During a secondment in my trust's clinical hub doing telephone triage, I would receive random audits of multiple calls on a regular basis, provided by senior clinicians and marked against a standardised metric. On many occasions, I received constructive feedback that highlighted mistakes I had made. I would likely have continued making these mistakes otherwise, and my practice (and consequently the standard of care my patients received) would have suffered. These audits gave me clear focuses for reflections. As newly qualified paramedics (NQPs), we often receive ‘contact shifts’ with senior clinicians, whereby a mini-debrief is held after each incident, to discuss what went well and whether there is any room for improvement. Once we venture off as a band six, these become less frequent, so once we leave our patients at A&E, that is often the last we hear of it. Whether or not it was the right decision may never truly be known to us.
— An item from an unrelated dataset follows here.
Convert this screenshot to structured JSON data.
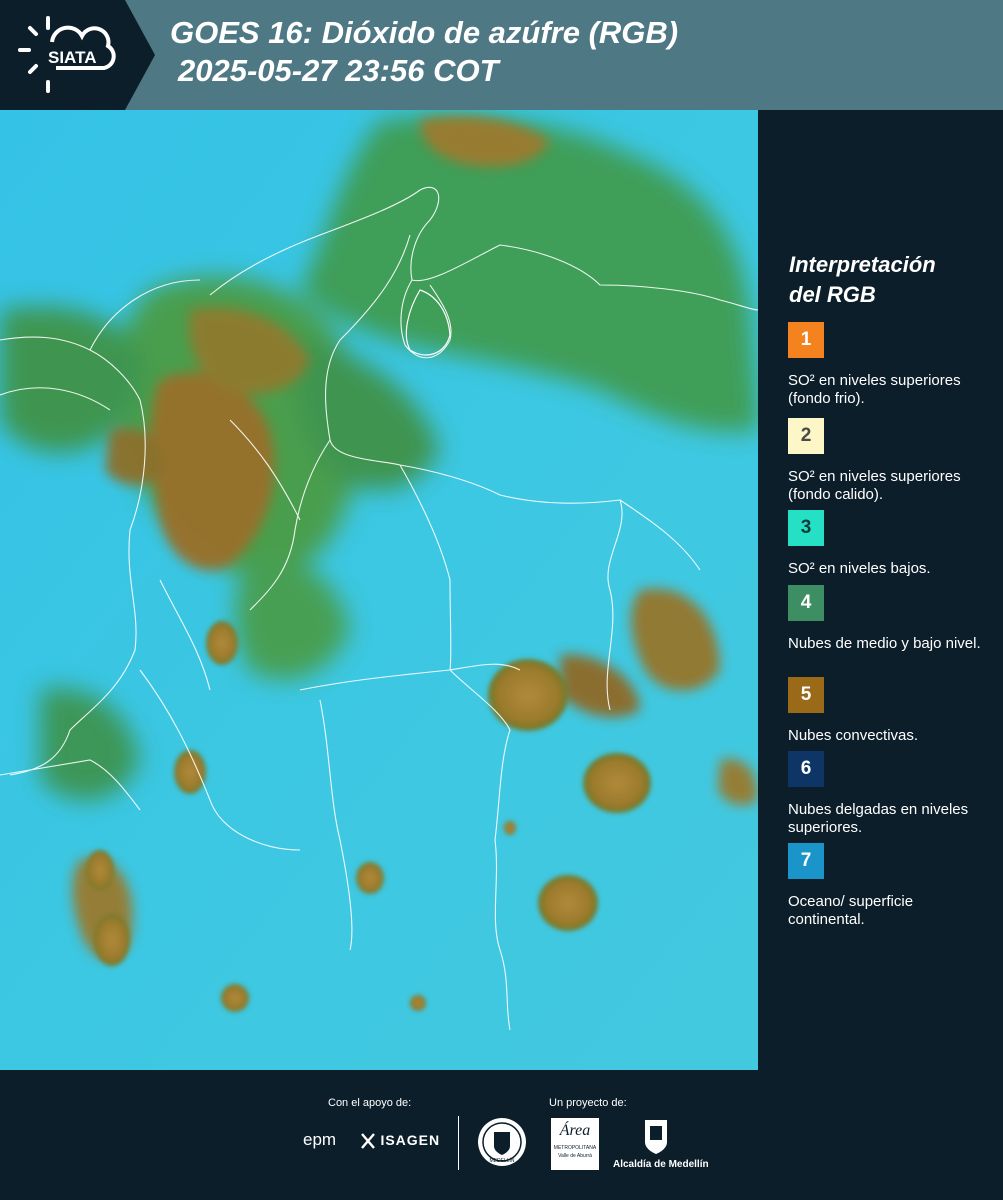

These ideas led me to wonder whether paramedics are vulnerable to a number of fallacies. The first of these is the ‘appeal to tradition’ fallacy. This explains how people tend to believe that an action that has always been done a certain way must be correct (Fallacy in Logic, 2020). It might lead a clinician to think, for example, ‘I've always taken falls patients to hospital, so why would I change my practice?’. Adding fuel to this fire is the ‘absence of evidence fallacy’, which occurs when you argue that your conclusion must be true, because there is no evidence against it (Texas State University, 2024).

If we believe in these fallacies as paramedics, it means that if we habitually transport a particular clinical presentation to A&E without receiving feedback on whether our practice was appropriate, we may inadvertently assume that what we are doing is therefore without fault. We may interpret no negative feedback as being a positive outcome. This in and of itself is not evidence that we can use to justify our practice.

If upon revisiting A&E, it was fed back to you that your transport of a patient had not been indicated, and that it had also resulted in that patient having developed hospital-acquired pneumonia, would this give you pause for thought? If you came across a similar clinical presentation in the future, would this event cause you to assess whether an appropriate alternative to A&E existed? However, if you are unaware that any problem exists, you will not be able to address it. By the same measure, you may never come to appreciate your successes if they are never highlighted to you.

Reflecting on the fact that we may not find out the clinical outcomes for our patients that we have transported to ED, may lead us to become more conscious in our thought process regarding why we felt that the emergency department was appropriate for our patient in the first place. When we decide to transport a patient to A&E, is our decision based on sound clinical reasoning or on ill-founded professional habit? Recognising this could also prevent clinicians from succumbing to the ambiguity effect and taking the ‘risk-averse’ approach of transporting a patient to the emergency department ‘just in case’, as this is ultimately unlikely to be in the patient's best interests. Personally, I would love to see it made easier for paramedics to receive feedback from A&E departments. A QR code system like the one previously operating out of my local emergency department could be a good solution.